Widest path problem

From HandWiki
Short description: Path-finding using high-weight graph edges
In this graph, the widest path from Maldon to Feering has bandwidth 29, and passes through Clacton, Tiptree, Harwich, and Blaxhall.

In graph algorithms, the widest path problem is the problem of finding a path between two designated vertices in a weighted graph, maximizing the weight of the minimum-weight edge in the path. The widest path problem is also known as the maximum capacity path problem. It is possible to adapt most shortest path algorithms to compute widest paths, by modifying them to use the bottleneck distance instead of path length.[1] However, in many cases even faster algorithms are possible.

For instance, in a graph that represents connections between routers in the Internet, where the weight of an edge represents the bandwidth of a connection between two routers, the widest path problem is the problem of finding an end-to-end path between two Internet nodes that has the maximum possible bandwidth.[2] The smallest edge weight on this path is known as the capacity or bandwidth of the path. As well as its applications in network routing, the widest path problem is also an important component of the Schulze method for deciding the winner of a multiway election,[3] and has been applied to digital compositing,[4] metabolic pathway analysis,[5] and the computation of maximum flows.[6]

A closely related problem, the minimax path problem or bottleneck shortest path problem asks for the path that minimizes the maximum weight of any of its edges. It has applications that include transportation planning.[7] Any algorithm for the widest path problem can be transformed into an algorithm for the minimax path problem, or vice versa, by reversing the sense of all the weight comparisons performed by the algorithm, or equivalently by replacing every edge weight by its negation.

Undirected graphs

In an undirected graph, a widest path may be found as the path between the two vertices in the maximum spanning tree of the graph, and a minimax path may be found as the path between the two vertices in the minimum spanning tree.[8][9][10]

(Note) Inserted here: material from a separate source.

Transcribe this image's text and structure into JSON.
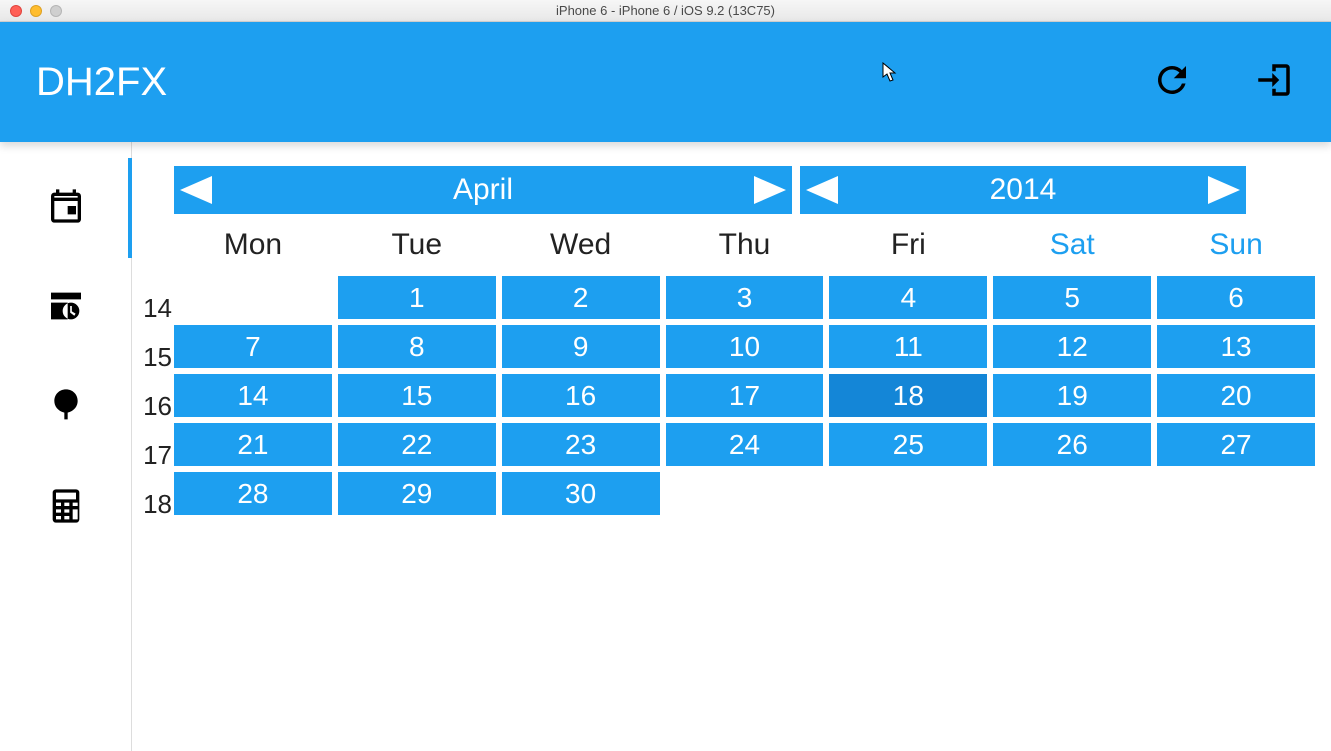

In any graph, directed or undirected, there is a straightforward algorithm for finding a widest path once the weight of its minimum-weight edge is known: simply delete all smaller edges and search for any path among the remaining edges using breadth-first search or depth-first search. Based on this test, there also exists a linear time algorithm for finding a widest s-t path in an undirected graph, that does not use the maximum spanning tree. The main idea of the algorithm is to apply the linear-time path-finding algorithm to the median edge weight in the graph, and then either to delete all smaller edges or contract all larger edges according to whether a path does or does not exist, and recurse in the resulting smaller graph.[9][11][12]

(Fernández Garfinkel) use undirected bottleneck shortest paths in order to form composite aerial photographs that combine multiple images of overlapping areas. In the subproblem to which the widest path problem applies, two images have already been transformed into a common coordinate system; the remaining task is to select a seam, a curve that passes through the region of overlap and divides one of the two images from the other. Pixels on one side of the seam will be copied from one of the images, and pixels on the other side of the seam will be copied from the other image. Unlike other compositing methods that average pixels from both images, this produces a valid photographic image of every part of the region being photographed. They weigh the edges of a grid graph by a numeric estimate of how visually apparent a seam across that edge would be, and find a bottleneck shortest path for these weights. Using this path as the seam, rather than a more conventional shortest path, causes their system to find a seam that is difficult to discern at all of its points, rather than allowing it to trade off greater visibility in one part of the image for lesser visibility elsewhere.[4]

A solution to the minimax path problem between the two opposite corners of a grid graph can be used to find the weak Fréchet distance between two polygonal chains. Here, each grid graph vertex represents a pair of line segments, one from each chain, and the weight of an edge represents the Fréchet distance needed to pass from one pair of segments to another.[13]

If all edge weights of an undirected graph are positive, then the minimax distances between pairs of points (the maximum edge weights of minimax paths) form an ultrametric; conversely every finite ultrametric space comes from minimax distances in this way.Cite error: Closing </ref> missing for <ref> tag The Schulze method has been used by several organizations including the Wikimedia Foundation.[14]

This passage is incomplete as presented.